Sure, the contractor who provides the filtering service, and who maintains the systems will doubtless have all sorts of NDAs. But if someone in Rudd’s family browses porn from The Lodge, for example, then there’s considerable potential for leverage and extortion, because the contractor could obtain that data at will, even if government officials themselves could not, by law, obtain it.
Because filtering systems are logged. Filtering providers are, in fact, very keen on logging. Whether a request is blocked or allowed, the fact of it is recorded. Filtering providers use it to assess how well the system is performing. Individual user addresses are at times monitored from the logs, and some of that data is processed by humans to identify new things that should be blocked, or to see how people are attempting to defeat the filtering.
Whoever is providing and controlling the filtering gains unprecedented political power. Want to know what the journalists at a particular newspaper are up to? Scan the logs for their network addresses and check out what they’re reading on the Web. Ditto for other politicians.
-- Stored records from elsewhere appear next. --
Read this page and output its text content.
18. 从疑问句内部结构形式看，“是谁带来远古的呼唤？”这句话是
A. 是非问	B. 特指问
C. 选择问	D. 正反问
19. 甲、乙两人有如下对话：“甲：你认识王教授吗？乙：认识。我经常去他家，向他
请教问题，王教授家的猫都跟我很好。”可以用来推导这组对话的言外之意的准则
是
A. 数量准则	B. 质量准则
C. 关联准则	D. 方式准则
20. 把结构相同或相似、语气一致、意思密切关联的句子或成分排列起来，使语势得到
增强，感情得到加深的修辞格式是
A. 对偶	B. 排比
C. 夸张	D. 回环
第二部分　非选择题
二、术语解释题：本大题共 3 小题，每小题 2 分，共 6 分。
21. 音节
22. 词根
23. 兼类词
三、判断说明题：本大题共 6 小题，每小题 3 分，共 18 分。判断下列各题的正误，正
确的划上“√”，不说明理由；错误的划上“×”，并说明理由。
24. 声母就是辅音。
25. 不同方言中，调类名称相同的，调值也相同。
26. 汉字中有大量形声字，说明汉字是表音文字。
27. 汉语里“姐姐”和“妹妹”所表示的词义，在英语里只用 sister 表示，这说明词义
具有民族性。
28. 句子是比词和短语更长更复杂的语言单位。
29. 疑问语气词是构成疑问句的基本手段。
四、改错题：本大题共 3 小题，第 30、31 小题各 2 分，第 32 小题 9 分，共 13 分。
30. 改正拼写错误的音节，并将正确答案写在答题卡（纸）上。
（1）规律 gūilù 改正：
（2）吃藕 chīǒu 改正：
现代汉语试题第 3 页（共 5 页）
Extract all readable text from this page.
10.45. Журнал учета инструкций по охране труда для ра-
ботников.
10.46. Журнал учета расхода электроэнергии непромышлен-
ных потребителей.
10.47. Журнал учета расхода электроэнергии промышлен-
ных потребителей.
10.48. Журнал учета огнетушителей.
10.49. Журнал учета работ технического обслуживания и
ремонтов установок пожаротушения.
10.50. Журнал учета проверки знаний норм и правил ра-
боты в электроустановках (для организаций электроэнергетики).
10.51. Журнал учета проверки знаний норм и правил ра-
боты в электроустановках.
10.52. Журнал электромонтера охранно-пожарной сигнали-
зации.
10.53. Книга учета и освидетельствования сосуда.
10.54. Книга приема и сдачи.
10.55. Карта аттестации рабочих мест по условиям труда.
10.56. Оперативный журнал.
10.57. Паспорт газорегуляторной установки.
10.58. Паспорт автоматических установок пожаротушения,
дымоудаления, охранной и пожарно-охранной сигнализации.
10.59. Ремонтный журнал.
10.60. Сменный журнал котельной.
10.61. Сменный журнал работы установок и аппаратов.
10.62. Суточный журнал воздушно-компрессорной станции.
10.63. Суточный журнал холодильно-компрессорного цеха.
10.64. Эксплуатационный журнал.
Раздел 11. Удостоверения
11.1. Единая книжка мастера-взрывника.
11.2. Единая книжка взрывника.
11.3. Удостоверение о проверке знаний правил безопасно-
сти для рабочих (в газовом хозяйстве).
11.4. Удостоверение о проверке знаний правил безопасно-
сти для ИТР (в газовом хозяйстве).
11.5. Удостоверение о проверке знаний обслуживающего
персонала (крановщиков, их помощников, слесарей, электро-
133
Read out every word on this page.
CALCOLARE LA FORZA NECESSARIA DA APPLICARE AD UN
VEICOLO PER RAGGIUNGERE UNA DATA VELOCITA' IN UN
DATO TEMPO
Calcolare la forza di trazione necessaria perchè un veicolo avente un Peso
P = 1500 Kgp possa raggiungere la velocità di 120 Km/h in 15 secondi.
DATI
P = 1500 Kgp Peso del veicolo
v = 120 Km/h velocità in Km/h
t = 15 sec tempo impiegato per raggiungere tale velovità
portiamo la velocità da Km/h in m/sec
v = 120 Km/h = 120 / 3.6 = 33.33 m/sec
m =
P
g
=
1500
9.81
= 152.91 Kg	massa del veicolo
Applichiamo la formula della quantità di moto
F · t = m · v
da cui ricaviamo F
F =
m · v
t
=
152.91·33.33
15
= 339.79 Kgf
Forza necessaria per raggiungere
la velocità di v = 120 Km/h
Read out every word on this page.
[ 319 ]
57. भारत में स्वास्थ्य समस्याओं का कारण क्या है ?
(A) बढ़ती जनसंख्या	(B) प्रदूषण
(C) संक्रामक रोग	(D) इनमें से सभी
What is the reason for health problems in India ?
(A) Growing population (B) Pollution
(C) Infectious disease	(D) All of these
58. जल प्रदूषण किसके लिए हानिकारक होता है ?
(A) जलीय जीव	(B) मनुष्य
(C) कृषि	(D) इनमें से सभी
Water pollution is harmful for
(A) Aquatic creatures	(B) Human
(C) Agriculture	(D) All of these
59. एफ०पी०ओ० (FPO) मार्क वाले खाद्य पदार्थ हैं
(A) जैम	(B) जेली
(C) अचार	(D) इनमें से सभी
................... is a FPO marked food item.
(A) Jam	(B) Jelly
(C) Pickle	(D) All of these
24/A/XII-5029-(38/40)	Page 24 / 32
Or for anyone of interest, from parliamentarians to cleaners.
The potential for abuse here is absolutely appalling.
All you have is the word of people that these secrets won’t leak or be abused. Won’t they? The preliminary filter lists have already leaked, and contain quite a number of things that are far beyond what we’ve been told would be there. Our trust has already been violated even during the trial phase.
It’s only a matter of time before someone uses this data for their personal or political advantage.
And we, as a nation, are making it all too easy for that to happen.